Checkers

I want tell you about a summer pasttime that remains as clear and as sharp as a Kodak moment. If I had a picture of George Korasi sitting opposite me at the checkerboard, the  image would tell the story of friendship and competition. You would see a lanky boy wearing leather sandals and lederhosen with a white tee shirt. I would be wearing shorts, some kind of jersey, and sneakers. We sat on my porch with our feet on the last of seven steps above the sidewalk. George and I lived in side-by-side, 3-family houses on W. Runyon Street in Newark.

From the end of June until the day after Labor Day when the new school year began, I had to fill endless hours with something. The coolness of an early summer morning was the best time to play checkers. Most mornings had a calm, just awakened, starting to stretch kind of feel. The kids on the block slept late, but 13-year-old year George, a Hungarian refugee, was up early and always came looking for me.

I heard George open the door in the back and start down the narrow, one-car wide driveway that separated our houses. His boney legs lurched side to side. His arms stretched out like airplane wings trying to balance a body ready to crash. He exhaled a gurgle of happiness when he reached the sidewalk.

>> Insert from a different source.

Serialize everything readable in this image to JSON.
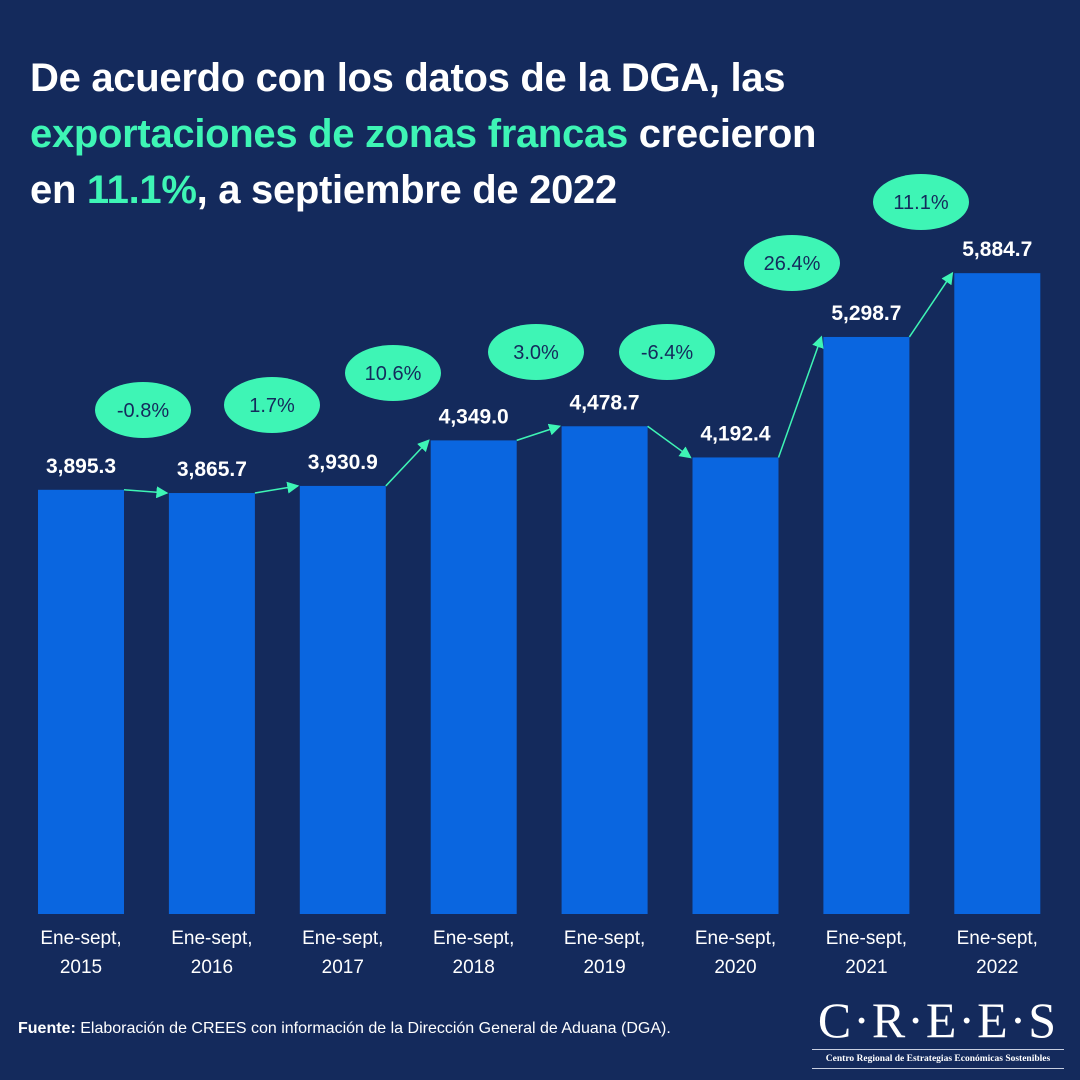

   — Hi, Georgie. I have the checkers and the board. You ready to play?

I yelled down from the space we called a porch. My mother had a wooden Adironack chair in the corner aside from the vestibule doors. The space wasn’t a real porch, not like my grandmother’s in Scranton with a long railing, a gilder, and a pull-down awning that kept out the sun. We called it a porch anyway and just pretended.

George gripped the bannister with his left hand and lifted one leg at a time over the concrete slab cemented into the sidewalk. The next six steps took a while, and I’ll not ask for a Kodak snapshot of the struggle. George was born with cerebral palsy and a joyful spirit. He kept his eyes on me waiting at the top. One foot dropped on to the first step, and he torqued his body upward a step at a time. As he climbed, he laughed a honking sound. He grinned when he reached the top step and saliva slipped from both sides of his mouth. High off the ground, George folded his legs as if he were a giraffe and dropped on to the landing.

Every checkers morning, George climbed those steps, and I waited for him to reach the checkerboard. As he climbed what seemed to be Everest in Newark, I wondered. I wondered if George was unhappy with his body. Did he know why Peter, his brother, had a regular one? How did George ask questions without using words?  I understood his sounds, but we were only playing checkers. When he dreamed, did he have legs that ran with a horse’s gait? Did he want to kiss a girl? I did not know, I only wondered.

     — Your move, Georgie, and I’m gonna beat you this time.

George let out a laugh and extended the shakey pointer finger of his right hand. He moved a black checker diagonally to an empty space.